Mes premiers cinq kilomètres sont toujours douloureux, le temps que la machine se mette en marche : le soleil nous accompagnait, il faisait déjà un peu trop chaud, je me disais que ça risquait d'être dur s'il restait toujours là. A Barfleur, un des plus beaux villages de France, première foule de supporters un peu plus vivants que ceux qui étaient postés le long des petites routes de campagne, on prend volontiers tous les encouragements qu'on peut entendre.
Premier ravitaillement à 8km, je me sens mieux, allez ! La machine est lancée, on essaie de pas trop penser à quoique ce soit et on y va et puis tu vois, le ciel t'a entendu, un gros nuage gris cache le soleil correctement, la petite brise fait aussi rafraîchir l'air, ça fait du bien.
Kilomètre 10 : on est presque à la moitié. Allez, tu refais le même tour que tu avais fait à Paris et tu seras presque arrivée.
Kilomètre 13 : les jambes picotent un peu et j'ai mal au ventre. Déconvenue féminine depuis deux jours mais c'est une des choses qu'on ne peut pas vraiment prévoir à l'avance, j'ai voulu le faire, maintenant on y va, on ne pense pas au reste.
Kilomètre 15 : j'arrive bientôt à Réville, j'attends ce passage avec impatience, ma famille sera là. Un kilomètre avant, je passe devant le cimetière, ça m'a fait drôle, je ne savais pas que je passerais par là, et je pense beaucoup beaucoup à mes oncles et mes grands-parents en me disant qu'ils doivent être si fiers s'ils peuvent me voir de là-haut. Un kilomètre plus tard, j'arrive devant l'épicerie de ma tante qui est là avec mes cousins, premiers vrais encouragements : "Allez Anne-Claire, oui, c'est ça !". Et je retrouve le sourire malgré ce ventre qui me donnerait bien envie de vomir. "Ne pas y penser, ne pas y penser, tu vas bientôt voir tes enfants, go, go".

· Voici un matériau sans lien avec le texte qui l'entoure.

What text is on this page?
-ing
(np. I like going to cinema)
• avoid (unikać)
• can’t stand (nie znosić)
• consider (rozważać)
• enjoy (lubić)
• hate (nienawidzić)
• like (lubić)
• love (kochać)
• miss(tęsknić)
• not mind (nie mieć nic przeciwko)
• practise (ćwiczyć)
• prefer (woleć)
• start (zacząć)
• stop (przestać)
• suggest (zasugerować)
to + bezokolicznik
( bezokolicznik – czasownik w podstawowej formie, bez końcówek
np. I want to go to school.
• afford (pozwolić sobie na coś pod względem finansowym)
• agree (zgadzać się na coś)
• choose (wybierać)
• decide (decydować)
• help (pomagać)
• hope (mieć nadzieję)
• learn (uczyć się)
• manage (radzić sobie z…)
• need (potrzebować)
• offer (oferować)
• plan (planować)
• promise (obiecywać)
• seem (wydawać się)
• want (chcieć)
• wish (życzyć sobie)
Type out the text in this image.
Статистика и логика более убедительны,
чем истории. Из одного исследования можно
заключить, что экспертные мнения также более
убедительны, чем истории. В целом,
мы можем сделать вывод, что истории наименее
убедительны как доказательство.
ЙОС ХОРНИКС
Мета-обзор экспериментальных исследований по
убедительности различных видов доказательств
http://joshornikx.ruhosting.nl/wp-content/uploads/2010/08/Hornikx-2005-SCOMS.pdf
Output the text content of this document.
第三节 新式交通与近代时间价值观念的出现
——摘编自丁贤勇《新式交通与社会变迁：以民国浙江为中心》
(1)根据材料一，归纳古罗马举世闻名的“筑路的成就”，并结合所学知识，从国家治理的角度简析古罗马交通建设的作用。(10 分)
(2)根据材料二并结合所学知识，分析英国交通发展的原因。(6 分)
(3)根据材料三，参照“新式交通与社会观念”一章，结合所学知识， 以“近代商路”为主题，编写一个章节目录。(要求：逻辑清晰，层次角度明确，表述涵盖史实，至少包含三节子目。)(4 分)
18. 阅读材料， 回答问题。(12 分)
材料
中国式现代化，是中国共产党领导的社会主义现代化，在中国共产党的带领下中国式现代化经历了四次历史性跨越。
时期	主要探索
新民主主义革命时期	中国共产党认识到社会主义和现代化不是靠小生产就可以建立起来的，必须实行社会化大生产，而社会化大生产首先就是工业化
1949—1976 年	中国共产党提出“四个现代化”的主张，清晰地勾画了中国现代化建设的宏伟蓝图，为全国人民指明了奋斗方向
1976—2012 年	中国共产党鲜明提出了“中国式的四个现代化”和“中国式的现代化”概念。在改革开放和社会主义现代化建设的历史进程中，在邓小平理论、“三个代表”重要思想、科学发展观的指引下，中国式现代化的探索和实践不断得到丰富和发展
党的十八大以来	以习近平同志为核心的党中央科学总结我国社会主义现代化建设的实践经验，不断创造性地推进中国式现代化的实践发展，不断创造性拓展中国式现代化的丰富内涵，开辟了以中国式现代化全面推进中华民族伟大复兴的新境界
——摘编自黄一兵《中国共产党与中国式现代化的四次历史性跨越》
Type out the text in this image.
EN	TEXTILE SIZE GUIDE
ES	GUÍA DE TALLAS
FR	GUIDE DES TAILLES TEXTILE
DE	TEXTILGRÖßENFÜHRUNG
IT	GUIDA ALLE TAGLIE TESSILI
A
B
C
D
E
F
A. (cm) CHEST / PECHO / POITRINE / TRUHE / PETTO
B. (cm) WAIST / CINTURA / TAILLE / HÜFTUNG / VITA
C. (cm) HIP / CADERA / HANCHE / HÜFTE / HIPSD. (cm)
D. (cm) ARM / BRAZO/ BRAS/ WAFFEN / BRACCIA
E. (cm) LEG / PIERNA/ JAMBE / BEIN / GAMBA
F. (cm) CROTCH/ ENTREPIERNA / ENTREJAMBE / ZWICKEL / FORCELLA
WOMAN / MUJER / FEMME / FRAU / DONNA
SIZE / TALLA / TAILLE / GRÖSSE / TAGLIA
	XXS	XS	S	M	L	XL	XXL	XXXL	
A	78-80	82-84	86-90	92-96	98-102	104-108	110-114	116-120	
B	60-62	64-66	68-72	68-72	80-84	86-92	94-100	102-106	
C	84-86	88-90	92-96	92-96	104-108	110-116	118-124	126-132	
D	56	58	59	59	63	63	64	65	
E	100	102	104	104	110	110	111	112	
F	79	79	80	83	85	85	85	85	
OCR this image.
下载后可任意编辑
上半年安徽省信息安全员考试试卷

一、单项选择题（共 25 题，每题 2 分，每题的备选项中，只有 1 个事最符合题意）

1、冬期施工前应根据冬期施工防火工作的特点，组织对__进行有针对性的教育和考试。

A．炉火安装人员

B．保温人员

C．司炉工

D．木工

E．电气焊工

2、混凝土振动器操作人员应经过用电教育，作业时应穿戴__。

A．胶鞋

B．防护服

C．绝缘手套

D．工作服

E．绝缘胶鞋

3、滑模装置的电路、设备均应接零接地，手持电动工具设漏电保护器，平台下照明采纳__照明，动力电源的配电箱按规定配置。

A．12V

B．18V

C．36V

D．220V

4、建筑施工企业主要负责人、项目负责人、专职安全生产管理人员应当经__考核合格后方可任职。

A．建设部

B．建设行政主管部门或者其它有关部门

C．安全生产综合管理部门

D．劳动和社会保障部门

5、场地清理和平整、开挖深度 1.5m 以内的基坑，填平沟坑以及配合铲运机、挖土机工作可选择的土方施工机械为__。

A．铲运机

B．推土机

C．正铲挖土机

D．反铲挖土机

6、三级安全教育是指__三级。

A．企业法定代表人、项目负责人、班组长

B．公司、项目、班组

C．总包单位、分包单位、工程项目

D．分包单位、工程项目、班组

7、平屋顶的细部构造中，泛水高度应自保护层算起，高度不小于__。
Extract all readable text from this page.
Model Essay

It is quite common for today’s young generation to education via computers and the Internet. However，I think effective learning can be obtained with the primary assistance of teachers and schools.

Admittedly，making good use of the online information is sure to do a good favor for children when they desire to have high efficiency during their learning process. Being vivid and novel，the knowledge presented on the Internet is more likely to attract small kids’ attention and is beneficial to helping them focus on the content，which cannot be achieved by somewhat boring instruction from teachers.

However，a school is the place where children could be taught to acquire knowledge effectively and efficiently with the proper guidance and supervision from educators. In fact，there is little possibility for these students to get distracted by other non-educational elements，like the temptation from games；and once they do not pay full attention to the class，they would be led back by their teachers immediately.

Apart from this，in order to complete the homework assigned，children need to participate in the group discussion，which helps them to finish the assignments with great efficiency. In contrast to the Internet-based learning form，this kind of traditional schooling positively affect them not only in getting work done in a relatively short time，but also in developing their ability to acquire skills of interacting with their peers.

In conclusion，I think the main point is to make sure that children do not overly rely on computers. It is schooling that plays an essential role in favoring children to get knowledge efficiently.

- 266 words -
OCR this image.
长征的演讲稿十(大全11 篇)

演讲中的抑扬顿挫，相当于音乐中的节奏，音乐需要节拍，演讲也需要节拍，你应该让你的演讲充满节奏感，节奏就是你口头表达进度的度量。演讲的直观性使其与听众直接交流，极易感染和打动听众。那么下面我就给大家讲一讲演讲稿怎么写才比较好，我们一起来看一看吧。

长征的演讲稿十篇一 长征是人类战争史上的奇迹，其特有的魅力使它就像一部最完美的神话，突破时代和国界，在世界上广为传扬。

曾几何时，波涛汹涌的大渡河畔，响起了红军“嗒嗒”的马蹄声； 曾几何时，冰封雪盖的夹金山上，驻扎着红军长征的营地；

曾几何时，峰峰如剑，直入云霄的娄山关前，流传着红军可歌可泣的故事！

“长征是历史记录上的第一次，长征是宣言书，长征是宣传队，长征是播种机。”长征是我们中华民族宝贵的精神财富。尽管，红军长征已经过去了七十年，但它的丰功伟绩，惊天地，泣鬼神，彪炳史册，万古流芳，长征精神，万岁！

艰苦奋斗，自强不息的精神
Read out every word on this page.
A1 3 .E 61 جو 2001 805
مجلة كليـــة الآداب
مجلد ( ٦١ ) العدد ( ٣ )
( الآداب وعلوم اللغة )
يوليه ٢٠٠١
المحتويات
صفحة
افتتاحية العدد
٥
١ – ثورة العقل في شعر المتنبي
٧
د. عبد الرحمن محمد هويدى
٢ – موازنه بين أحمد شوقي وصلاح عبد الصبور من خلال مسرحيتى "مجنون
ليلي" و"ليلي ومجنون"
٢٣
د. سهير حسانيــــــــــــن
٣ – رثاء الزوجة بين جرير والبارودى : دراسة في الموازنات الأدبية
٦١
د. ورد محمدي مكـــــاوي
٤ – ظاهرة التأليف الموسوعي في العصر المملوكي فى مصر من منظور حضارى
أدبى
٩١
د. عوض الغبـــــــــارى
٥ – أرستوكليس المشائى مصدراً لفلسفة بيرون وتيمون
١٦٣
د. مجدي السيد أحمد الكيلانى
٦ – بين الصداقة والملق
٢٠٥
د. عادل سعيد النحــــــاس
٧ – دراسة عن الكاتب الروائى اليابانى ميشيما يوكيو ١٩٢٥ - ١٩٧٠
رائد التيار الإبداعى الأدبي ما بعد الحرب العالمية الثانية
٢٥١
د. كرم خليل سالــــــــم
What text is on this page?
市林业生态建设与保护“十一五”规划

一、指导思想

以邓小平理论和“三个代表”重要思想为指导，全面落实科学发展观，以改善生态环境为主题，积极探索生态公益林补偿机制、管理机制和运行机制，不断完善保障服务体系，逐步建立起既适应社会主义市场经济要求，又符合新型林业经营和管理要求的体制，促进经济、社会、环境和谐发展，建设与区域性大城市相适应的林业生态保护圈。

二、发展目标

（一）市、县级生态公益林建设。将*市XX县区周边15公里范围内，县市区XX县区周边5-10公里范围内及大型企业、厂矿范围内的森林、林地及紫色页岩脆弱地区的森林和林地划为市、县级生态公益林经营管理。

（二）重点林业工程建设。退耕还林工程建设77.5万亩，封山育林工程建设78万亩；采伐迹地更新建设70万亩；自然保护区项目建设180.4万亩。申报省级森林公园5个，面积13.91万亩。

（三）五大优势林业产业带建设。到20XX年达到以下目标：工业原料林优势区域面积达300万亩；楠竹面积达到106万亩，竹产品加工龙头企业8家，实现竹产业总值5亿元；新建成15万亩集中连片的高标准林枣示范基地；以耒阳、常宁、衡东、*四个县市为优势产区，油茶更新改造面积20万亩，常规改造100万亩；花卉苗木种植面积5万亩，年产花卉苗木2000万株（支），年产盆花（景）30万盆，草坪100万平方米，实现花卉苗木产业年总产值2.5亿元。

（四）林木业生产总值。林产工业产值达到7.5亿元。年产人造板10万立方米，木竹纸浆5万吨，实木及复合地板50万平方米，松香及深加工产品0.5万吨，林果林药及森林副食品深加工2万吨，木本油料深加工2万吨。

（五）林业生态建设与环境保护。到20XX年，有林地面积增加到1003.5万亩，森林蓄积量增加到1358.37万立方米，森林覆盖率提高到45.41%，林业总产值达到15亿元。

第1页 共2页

Kilomètre 17 : le camping-car de mes parents est là et mes deux amours sont postés sur un mur, ils crient "allez, maman, allez maman". Pfiooouuuuu, mon Dieu mais c'est que je voudrais bien m'arrêter là moi en fait. Ma moitié n'est pas là, il doit être parti à l'arrivée pour prendre des photos de fin de course.
Kilomètre 18 : Mais non, il est là, en hauteur, grimpé sur je ne sais quoi, je suis tellement heureuse de le voir aussi et encore plus lorsque j'aperçois ses petites larmes dans le coin des yeux (si,si, ne va pas dire non). Il est tellement heureux qu'il continue de courir avec moi, de prendre plein de photos et de me parler sans arrêt "allez, c'est presque fini, plus que trois, plus que deux, allez, le plus dur est fait". Oui, mais si tu savais comme j'ai mal au ventre, comme j'ai envie de vomir et comme j'ai envie d'aller m'écrouler dans un champ. "Non, continue, c'est presque fini". Oui, c'est presque fini mais merci de m'avoir accompagné pendant ces trois derniers kilomètres qui ont clairement été les trois plus longs kilomètres de ma vie.
Tu t'es fait remarquer à courir avec tes chaussures bateaux, un coureur s'est approché et m'a demandé "rassure-moi, il ne vient pas de courir 20 kilomètres avec ces godasses ?" J'ai ri, allez, on y va, on y est presque, une amie s'était postée par surprise 1.5km avant l'arrivée, ça m'a fait chaud au cœur une nouvelle fois, ça n'a cependant pas accélérer ma foulée qui était bien ralentie mais j'ai continué, encore, vite, on y est.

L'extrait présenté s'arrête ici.